Idir est mort, et la musique kabyle lui doit beaucoup

Samedi soir, à 21h30, le cœur du chanteur kabyle s'est arrêté. À 70 ans, Idir laisse derrière lui une discographie peu épaisse, mais terriblement poétique, populaire, presque systématiquement interprétée dans la langue des montagnes de sa région natale.

Sur le plateau de Michel Drucker, Idir, assisté de Jean-Jacques Goldman, interprète Pourquoi cette pluie ? sous le regard ému de Zinedine Zidane. Ce dernier, les yeux humides, confesse son admiration pour cette figure légendaire de la musique kabyle. Selon lui, c’est un « grand monsieur », et il semble impossible d’infirmer son propos. Non pas parce que les goûts musicaux du Ballon d’Or 1998 font aussi de référence, mais parce que sa réaction souligne l’importance d’Idir pour tout un peuple. Sans pour autant s'y limiter : « Ce n’est pas un chanteur comme les autres. C’est un membre de chaque famille », disait de lui le sociologue Pierre Bourdieu.
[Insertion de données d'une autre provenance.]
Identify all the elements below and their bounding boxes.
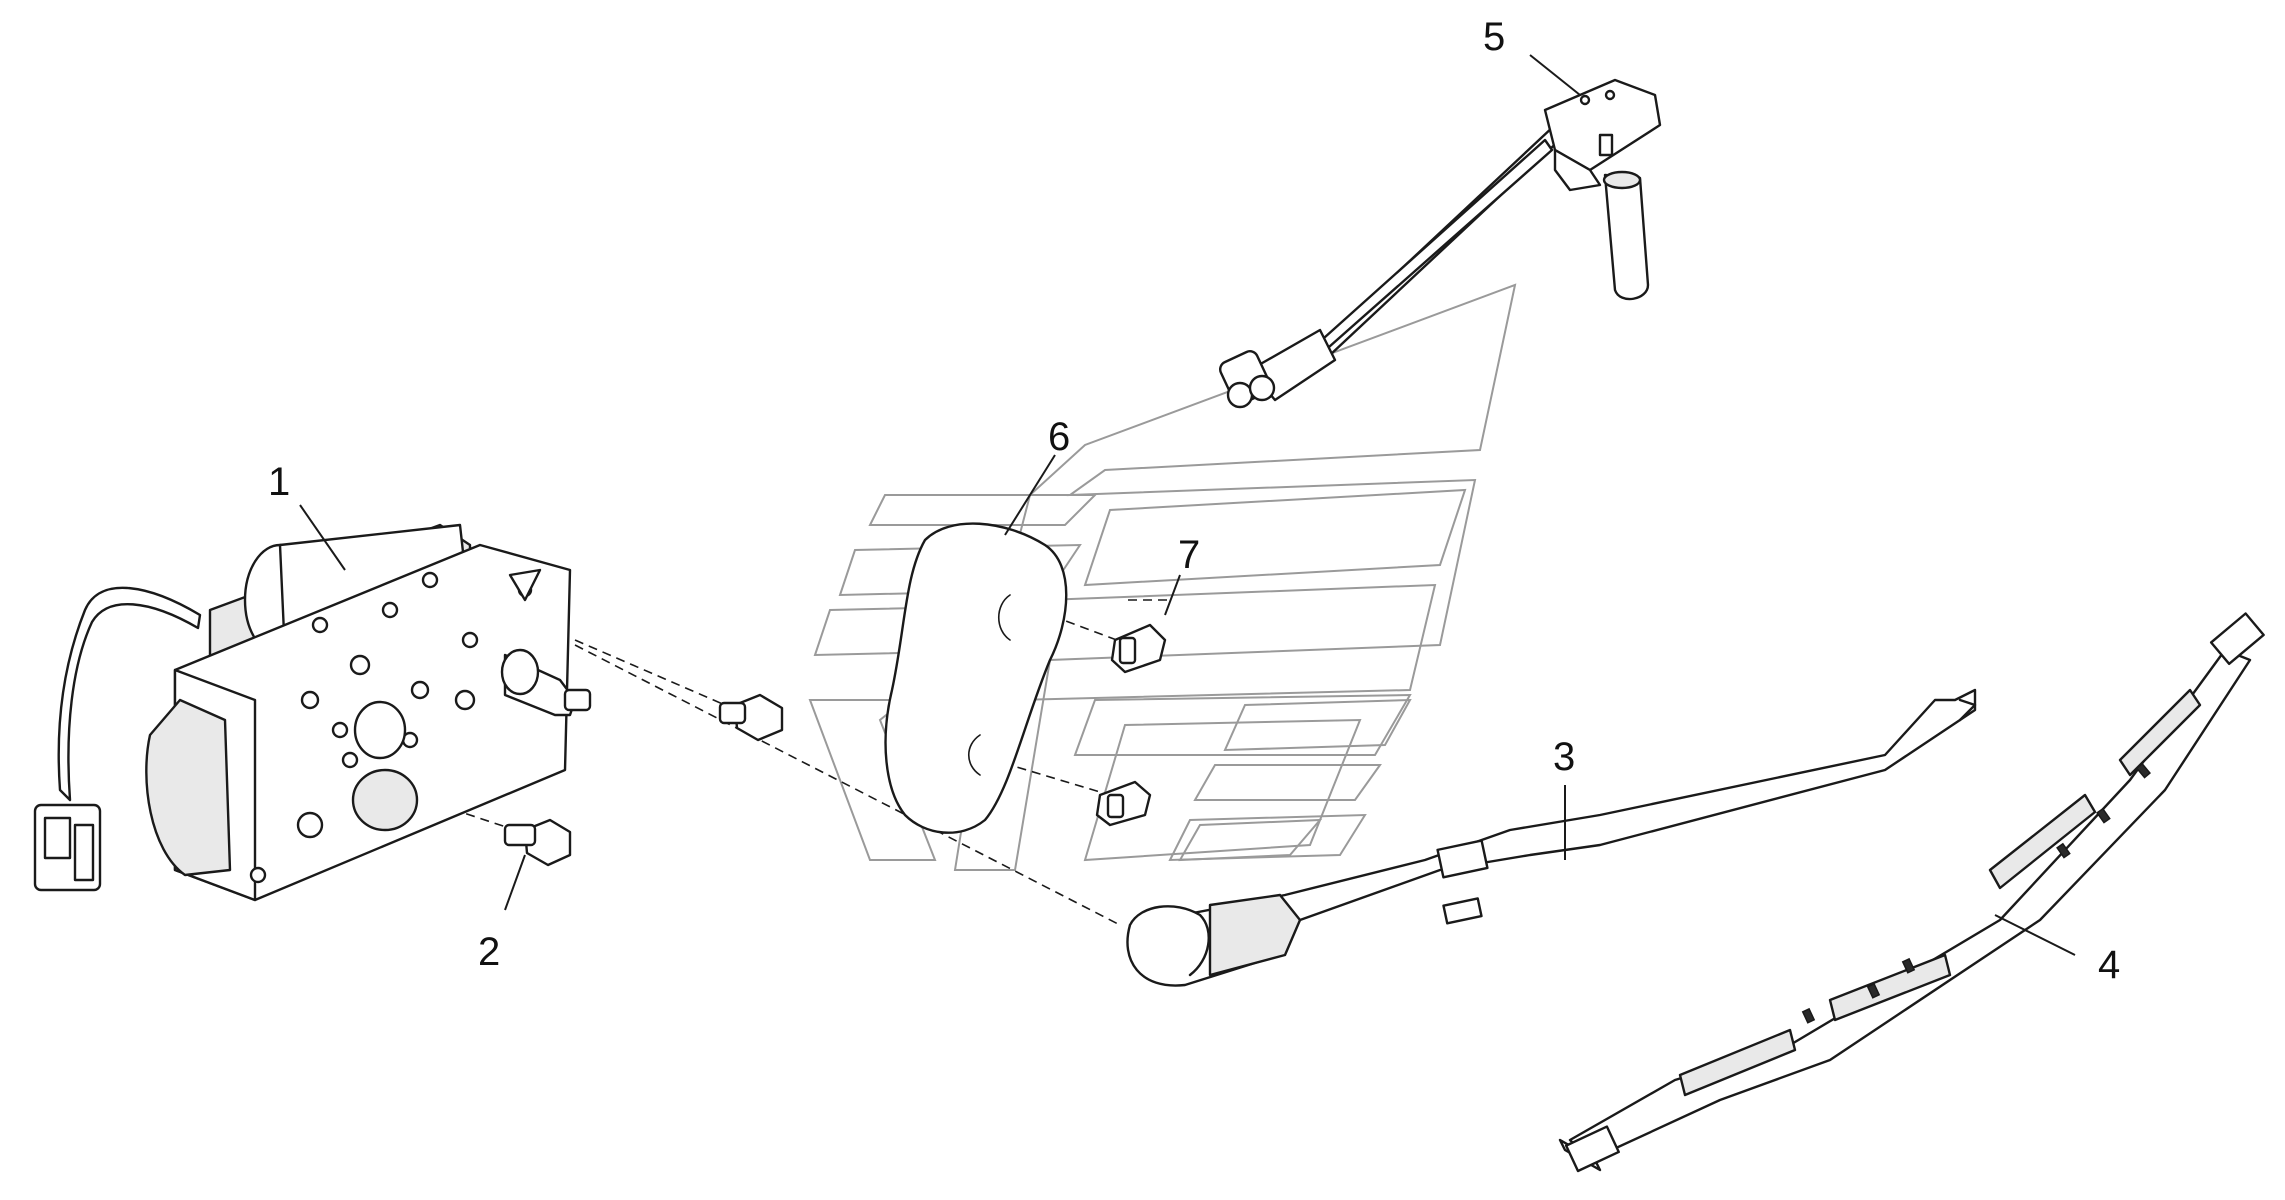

Depuis 1976, année de sortie de son plus célèbre single, A Vava Inouva (« Mon petit papa », en VF), traduit depuis dans une quinzaine de langues, Idir n'avait pourtant publié que sept albums studio. C'est peu, très peu, mais c'était à chaque fois la confirmation que d'une guitare folk ou d'une mélopée orientale peut découler toute une région du monde, toute une culture.

Comme dans n'importe quel film hollywoodien mettant en scène une figure héroïque, le destin d'Hamid Cheriet, son vrai nom, aurait pourtant pu être tout autre. Au début des années 1970, il se rêve géologue. La chanson, il ne peut décemment pas y songer sérieusement, surtout au sein d'un pays « avec un seul parti, un seul journal, où l’on nous envoyait des profs pour nous enseigner les fondements du marxisme et faire de nous de parfaits petits révolutionnaires ».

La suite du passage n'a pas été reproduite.